Bladé - Contes populaires de la Gascogne, t. 2, 1886.djvu/Le Char du Roi David

VIII

le char du roi david



La nuit, quand il fait beau temps, vous voyez, du côté de la bise[1], sept grandes étoiles et une petite, assemblées en forme de char[2]. C’est le Char du roi David, qui commandait, il y a bien longtemps, dans le pays où devait naître le Bon Dieu. Le roi David était un homme juste comme l’or, terrible comme l’orage. Voilà pourquoi le Bon Dieu le prit au ciel, quand il fut mort, et plaça son char où vous le voyez.

Pourtant, j’ai souvent entendu conter la chose autrement.

Il y avait, une fois, un bouvier fort et adroit comme on n’en voit pas. Du matin au soir, il labourait avec des bœufs plus grands que des maisons. Jamais on n’avait vu, jamais on ne verra des récoltes comme les siennes. Aussi le bouvier était-il riche autant que la mer. Ses voisins auraient tout donné pour avoir du bétail tel que le sien ; mais il en gardait l’espèce pour lui seul, et saignait tous les veaux qu’il avait de trop.

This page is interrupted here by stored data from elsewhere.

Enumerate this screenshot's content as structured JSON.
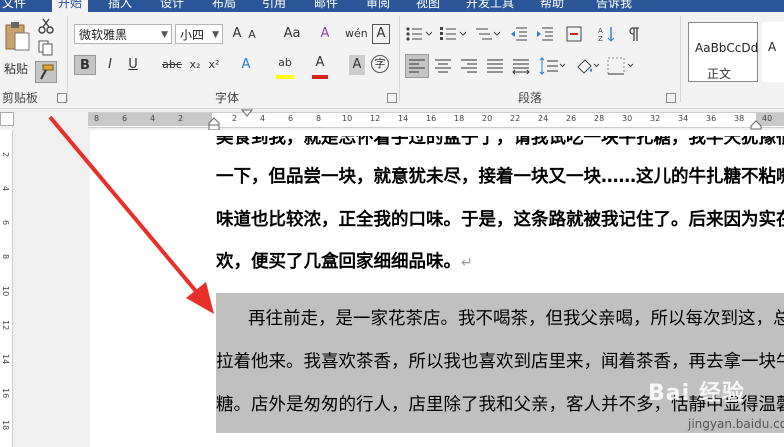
{
  "tabs": [
    "文件",
    "开始",
    "插入",
    "设计",
    "布局",
    "引用",
    "邮件",
    "审阅",
    "视图",
    "开发工具",
    "帮助",
    "告诉我"
  ],
  "clipboard": {
    "paste_label": "粘贴",
    "group_label": "剪贴板"
  },
  "font": {
    "family": "微软雅黑",
    "size": "小四",
    "group_label": "字体",
    "bold": "B",
    "italic": "I",
    "underline": "U",
    "strike": "abc",
    "subscript": "x₂",
    "superscript": "x²",
    "grow": "A",
    "shrink": "A",
    "case": "Aa",
    "clear": "A",
    "phonetic": "wén",
    "border_char": "A",
    "highlight": "ab",
    "color_a": "A",
    "shade_a": "A",
    "circle": "字"
  },
  "paragraph": {
    "group_label": "段落"
  },
  "styles": {
    "preview": "AaBbCcDd",
    "name": "正文",
    "preview2": "A"
  },
  "ruler": {
    "numbers": [
      "8",
      "6",
      "4",
      "2",
      "2",
      "4",
      "6",
      "8",
      "10",
      "12",
      "14",
      "16",
      "18",
      "20",
      "22",
      "24",
      "26",
      "28",
      "30",
      "32",
      "34",
      "36",
      "38",
      "40"
    ]
  },
  "vruler": {
    "numbers": [
      "2",
      "4",
      "6",
      "8",
      "10",
      "12",
      "14",
      "16",
      "18"
    ]
  },
  "document": {
    "line0": "美食到我，就是忘怀着手过的盆子了，请我试吃一块牛扎糖，我半天犹豫很成份",
    "line1": "一下，但品尝一块，就意犹未尽，接着一块又一块……这儿的牛扎糖不粘嘴，",
    "line2": "味道也比较浓，正全我的口味。于是，这条路就被我记住了。后来因为实在喜",
    "line3": "欢，便买了几盒回家细细品味。",
    "mark": "↵",
    "p2_line1": "再往前走，是一家花茶店。我不喝茶，但我父亲喝，所以每次到这，总是",
    "p2_line2": "拉着他来。我喜欢茶香，所以我也喜欢到店里来，闻着茶香，再去拿一块牛扎",
    "p2_line3": "糖。店外是匆匆的行人，店里除了我和父亲，客人并不多，恬静中显得温馨",
    "p2_mark": "↵"
  },
  "watermark": {
    "big": "Bai 经验",
    "small": "jingyan.baidu.com"
  },
  "colors": {
    "ribbon_blue": "#2b579a",
    "arrow_red": "#e8302a",
    "highlight_gray": "#c0c0c0",
    "font_red": "#d22",
    "highlight_yellow": "#ffff00"
  }
}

Un soir, deux voleurs se cachèrent dans son étable. Sur le coup de minuit, ils détachèrent doucement, bien doucement, une vache et un taureau, et partirent vite, vite, du côté de la Montagne[3].

Avant la pointe de l’aube, le bouvier entra dans l’étable avec son valet.

— « Milliard de Dieux ! Les voleurs m’ont dérobé une vache et un taureau. Allons, valet. Prends ton aiguillon ferré. Suis ces canailles à la trace, et fais-leur passer le goût du pain. Il faut que demain ma vache et mon taureau soient à l’étable.

— Maître, vous serez obéi. »

Le valet prit son aiguillon ferré et partit. Le lendemain, il n’était pas encore revenu.

Alors, le bouvier se mit à jurer comme un païen.

— « Milliard de Dieux ! Mon valet n’est pas encore revenu. Peut-être les voleurs l’ont-ils tué. Allons, servante. Emmène le chien pour te défendre, et va chercher des nouvelles de ma vache, de mon taureau et de mon valet. Il faut que demain mes bêtes soient à l’étable, et vous deux à la maison.

— Maître, vous serez obéi. »

La servante emmena le chien pour la défendre, et partit. Le lendemain, elle n’était pas encore revenue.

Alors, le bouvier se mit à jurer comme un païen.

— « Milliard de Dieux ! Le valet, et la servante et le chien ne reviennent pas. Mille milliards de Dieux ! Je ne reverrai plus ma vache ni mon taureau ni mon chien. »

Mal faire ne peut durer. Le Bon Dieu se mit en colère contre ces gens et ces bêtes.

— « Vache, dit-il, va-t-en prisonnière dans la première étoile du char. Taureau, va-t-en dans la seconde, et vous, voleurs, dans les deux autres. Toi, valet, je t’enferme dans l’étoile qui vient après. Servante, entre dans celle qui est seule. Tout près, il y en a une petite. C’est pour le chien. Et toi, bouvier, je te condamne à vivre dans celle qui vient la dernière. Ainsi vous roulerez toujours, toujours dans le ciel, jusqu’au jour du jugement[4]. »

  1. Le nord.
  2. La Grande-Ourse.
  3. Les Pyrénées.
  4. Dicté par Pauline Lacaze, de Panassac (Gers). J’ai aussi entendu un récit à peu près pareil dans la bouche de deux vieillards, morts aujourd’hui, Cazaux, de Lectoure, et Jacques Bonnet, métayer à Lacassagne, dans la même commune. Ces deux derniers présentaient cette pièce comme un conte, et non comme une superstition.